With inflation at its highest level in decades, the Federal Reserve has officially announced that it will accelerate the tapering of its monthly bond buys, with the economic stimulus program now set to be phased out by March.
That’s much earlier than the Fed had originally planned, but with inflation easily surpassing the central bank’s target and a sustained surge in prices ongoing, many saw such a move as a matter of when, not if. Jerome Powell, chairman of the Federal Reserve, indicated late last month that a reduction in the pace of its bond purchases was on the table and would be discussed at the Federal Open Market Committee’s (FOMC) December meeting.
Sure enough, the Fed will now increase its holdings of Treasury securities by at least $40 billion per month and of agency mortgage-backed securities (MBS) by at least $20 billion per month starting in January. That’s down from the originally planned scheduled buys of $50 billion and $25 billion, respectively, slated for January, and $30 billion total less than the Fed bought in December. Moving forward, the Fed will reduce the monthly pace of purchases by $20 billion for Treasury securities and $10 billion for MBS — up from the originally announced $15 billion and $5 billion, respectively.
Powell also said that the economy has progressed enough to warrant sunsetting stimulus programs established to combat the slowdown brought about by COVID-19. In addition to the aggressive phase-out of the bond-buying program, projections from the FOMC meeting signal that as many as three interest rate hikes could be in the cards for 2022, followed by another two in 2023 and still two more the following year.

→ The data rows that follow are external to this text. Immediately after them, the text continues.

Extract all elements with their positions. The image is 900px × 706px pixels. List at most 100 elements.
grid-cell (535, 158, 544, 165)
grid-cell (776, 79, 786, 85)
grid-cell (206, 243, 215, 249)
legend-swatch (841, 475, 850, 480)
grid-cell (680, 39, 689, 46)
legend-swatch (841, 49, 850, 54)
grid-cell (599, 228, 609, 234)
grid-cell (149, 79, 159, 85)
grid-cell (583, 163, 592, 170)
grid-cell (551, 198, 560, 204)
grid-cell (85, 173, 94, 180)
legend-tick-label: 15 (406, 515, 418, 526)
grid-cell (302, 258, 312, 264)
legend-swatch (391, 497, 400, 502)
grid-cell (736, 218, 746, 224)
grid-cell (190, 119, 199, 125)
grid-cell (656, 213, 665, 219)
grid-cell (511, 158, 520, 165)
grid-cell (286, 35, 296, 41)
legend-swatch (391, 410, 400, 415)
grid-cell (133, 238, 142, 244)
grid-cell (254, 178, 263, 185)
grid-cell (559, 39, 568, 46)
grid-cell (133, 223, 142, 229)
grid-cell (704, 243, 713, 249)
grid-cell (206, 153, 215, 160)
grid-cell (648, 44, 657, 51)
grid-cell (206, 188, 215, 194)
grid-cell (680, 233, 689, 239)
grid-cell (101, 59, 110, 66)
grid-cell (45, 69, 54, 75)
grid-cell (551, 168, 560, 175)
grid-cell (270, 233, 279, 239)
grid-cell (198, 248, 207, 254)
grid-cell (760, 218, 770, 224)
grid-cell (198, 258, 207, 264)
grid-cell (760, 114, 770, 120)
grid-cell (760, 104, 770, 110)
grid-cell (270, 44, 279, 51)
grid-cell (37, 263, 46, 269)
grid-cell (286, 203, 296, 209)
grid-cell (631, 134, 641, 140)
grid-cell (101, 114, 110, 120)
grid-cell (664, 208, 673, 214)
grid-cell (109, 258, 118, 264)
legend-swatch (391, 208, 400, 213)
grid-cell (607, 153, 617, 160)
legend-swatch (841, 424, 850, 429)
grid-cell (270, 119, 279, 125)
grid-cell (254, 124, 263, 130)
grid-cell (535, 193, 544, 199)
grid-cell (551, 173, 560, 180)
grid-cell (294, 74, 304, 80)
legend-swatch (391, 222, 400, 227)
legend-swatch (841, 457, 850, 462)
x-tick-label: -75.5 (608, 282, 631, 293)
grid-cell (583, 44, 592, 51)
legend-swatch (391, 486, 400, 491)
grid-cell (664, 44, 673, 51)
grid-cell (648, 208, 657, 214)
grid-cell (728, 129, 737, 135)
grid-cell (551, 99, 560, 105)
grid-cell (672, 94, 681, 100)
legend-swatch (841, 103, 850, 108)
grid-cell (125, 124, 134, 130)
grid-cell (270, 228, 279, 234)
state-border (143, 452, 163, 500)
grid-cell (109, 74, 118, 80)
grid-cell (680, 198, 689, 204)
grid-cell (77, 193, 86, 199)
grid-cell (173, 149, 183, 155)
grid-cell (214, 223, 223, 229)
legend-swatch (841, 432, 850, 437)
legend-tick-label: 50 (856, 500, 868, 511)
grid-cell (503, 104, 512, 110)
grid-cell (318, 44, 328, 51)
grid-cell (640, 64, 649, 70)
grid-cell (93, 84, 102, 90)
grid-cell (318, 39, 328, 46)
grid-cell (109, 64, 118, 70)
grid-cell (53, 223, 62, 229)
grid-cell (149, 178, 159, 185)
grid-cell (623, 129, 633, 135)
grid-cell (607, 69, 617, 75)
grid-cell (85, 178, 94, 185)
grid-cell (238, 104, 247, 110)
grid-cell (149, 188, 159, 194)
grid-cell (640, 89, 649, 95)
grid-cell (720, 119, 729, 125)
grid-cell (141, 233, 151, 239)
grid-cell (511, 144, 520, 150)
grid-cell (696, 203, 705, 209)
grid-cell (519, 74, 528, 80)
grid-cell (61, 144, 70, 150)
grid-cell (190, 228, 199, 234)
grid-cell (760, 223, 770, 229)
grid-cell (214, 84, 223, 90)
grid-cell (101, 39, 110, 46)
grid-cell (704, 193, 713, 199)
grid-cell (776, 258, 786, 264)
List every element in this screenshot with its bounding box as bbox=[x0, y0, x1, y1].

While the speed-up in tapering was expected, the projection of three rate hikes was somewhat of a curveball, noted Michael Fratantoni, senior vice president and chief economist for the Mortgage Bankers Association.

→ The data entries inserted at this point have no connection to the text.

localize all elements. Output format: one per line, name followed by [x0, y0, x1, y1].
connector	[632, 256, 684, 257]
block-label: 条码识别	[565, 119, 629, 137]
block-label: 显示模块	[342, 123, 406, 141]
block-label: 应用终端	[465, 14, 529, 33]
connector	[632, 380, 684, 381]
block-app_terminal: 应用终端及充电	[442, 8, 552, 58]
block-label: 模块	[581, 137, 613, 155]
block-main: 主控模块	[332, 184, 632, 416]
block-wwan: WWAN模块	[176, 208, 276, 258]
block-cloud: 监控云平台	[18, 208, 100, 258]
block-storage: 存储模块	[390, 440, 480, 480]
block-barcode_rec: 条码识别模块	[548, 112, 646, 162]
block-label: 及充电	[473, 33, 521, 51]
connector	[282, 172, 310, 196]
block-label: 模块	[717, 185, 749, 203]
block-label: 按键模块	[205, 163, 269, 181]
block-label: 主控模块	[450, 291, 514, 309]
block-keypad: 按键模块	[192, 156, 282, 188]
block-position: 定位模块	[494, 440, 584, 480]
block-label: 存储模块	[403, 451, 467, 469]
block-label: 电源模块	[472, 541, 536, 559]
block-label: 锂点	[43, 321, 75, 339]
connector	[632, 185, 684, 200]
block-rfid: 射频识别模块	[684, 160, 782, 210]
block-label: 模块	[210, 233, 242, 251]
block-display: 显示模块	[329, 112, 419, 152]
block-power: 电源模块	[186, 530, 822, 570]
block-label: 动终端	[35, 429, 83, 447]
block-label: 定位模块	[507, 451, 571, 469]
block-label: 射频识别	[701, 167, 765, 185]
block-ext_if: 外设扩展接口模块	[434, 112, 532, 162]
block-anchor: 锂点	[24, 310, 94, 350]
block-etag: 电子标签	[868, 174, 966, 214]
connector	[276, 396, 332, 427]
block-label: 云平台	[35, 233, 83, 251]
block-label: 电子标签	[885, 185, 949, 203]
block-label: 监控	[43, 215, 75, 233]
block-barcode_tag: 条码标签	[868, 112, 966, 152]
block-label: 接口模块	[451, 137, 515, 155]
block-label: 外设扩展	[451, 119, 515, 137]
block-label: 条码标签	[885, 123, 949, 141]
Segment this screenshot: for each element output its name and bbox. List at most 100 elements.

“Inflation is running well above target, and the job market is booming,”Fratantoni said. “That is why it was no surprise that the Federal Reserve moved to accelerate their taper of Treasury and MBS purchases, and signaled that the first rate hike will be coming sooner rather than later. Moreover, the median FOMC member now expects three rate hikes in 2022.

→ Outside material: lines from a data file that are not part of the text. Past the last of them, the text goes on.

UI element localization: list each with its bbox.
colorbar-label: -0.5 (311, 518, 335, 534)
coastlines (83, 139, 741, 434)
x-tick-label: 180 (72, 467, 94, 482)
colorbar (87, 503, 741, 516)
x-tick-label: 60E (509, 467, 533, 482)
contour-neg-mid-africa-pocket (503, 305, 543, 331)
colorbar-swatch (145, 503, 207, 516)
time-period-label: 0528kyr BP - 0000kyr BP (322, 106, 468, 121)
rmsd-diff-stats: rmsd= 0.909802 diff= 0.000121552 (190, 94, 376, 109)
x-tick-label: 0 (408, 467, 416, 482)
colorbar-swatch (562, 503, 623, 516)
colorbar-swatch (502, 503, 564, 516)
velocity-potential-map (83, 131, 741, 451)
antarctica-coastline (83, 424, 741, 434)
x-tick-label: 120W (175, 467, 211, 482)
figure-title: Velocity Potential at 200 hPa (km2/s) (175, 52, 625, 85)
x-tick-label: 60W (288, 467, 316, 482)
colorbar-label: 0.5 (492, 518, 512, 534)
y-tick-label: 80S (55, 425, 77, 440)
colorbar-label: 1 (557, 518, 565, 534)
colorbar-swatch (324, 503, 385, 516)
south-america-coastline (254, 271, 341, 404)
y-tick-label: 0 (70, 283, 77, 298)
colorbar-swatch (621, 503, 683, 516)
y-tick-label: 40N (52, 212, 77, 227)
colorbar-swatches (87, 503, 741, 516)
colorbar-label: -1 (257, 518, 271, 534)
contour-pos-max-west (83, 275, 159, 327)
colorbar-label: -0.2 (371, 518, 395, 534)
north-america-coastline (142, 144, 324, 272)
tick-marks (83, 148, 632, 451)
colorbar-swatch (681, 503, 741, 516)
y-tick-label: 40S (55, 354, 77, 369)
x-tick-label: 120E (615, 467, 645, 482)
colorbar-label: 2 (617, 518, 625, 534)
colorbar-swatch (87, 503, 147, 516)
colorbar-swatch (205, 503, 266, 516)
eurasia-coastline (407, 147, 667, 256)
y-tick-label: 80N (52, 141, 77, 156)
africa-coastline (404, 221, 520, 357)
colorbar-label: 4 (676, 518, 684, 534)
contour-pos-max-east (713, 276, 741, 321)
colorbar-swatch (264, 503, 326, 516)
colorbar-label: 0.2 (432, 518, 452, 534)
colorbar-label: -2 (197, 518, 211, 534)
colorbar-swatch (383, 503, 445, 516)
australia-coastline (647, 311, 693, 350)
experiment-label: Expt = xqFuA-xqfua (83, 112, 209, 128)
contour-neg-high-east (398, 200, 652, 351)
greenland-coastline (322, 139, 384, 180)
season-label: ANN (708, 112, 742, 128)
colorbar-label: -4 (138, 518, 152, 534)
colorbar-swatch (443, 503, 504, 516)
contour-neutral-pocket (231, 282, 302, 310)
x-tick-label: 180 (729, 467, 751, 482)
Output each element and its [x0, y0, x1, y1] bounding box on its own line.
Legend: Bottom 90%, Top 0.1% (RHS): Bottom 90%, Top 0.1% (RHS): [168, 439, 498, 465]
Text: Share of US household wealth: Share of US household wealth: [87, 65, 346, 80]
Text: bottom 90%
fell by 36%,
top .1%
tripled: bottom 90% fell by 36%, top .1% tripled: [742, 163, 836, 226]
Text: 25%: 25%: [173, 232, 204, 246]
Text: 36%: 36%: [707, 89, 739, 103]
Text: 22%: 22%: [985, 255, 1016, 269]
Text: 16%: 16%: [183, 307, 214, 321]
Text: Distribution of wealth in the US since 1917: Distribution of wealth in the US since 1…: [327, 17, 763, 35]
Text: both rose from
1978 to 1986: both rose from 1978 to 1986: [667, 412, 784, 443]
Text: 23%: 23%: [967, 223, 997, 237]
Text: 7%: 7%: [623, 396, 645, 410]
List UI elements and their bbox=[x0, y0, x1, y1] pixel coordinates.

“The Fed’s outlook for economic growth in 2022 has improved, while their forecast for inflation has worsened. While market participants likely anticipated this change to their asset purchases, the more hawkish view with respect to rate hikes may well have surprised the market.”
With the Fed shying away from a more hands-on approach to the market, Fratantoni added that mortgage rates may be more volatile moving forward. The MBA is forecasting that mortgage rates will rise to 4% by the end of 2022, which, as before, is anticipated to result in a drop in refinances, though the group “expect[s] that the strong economy will support an increase in home sales in 2022.”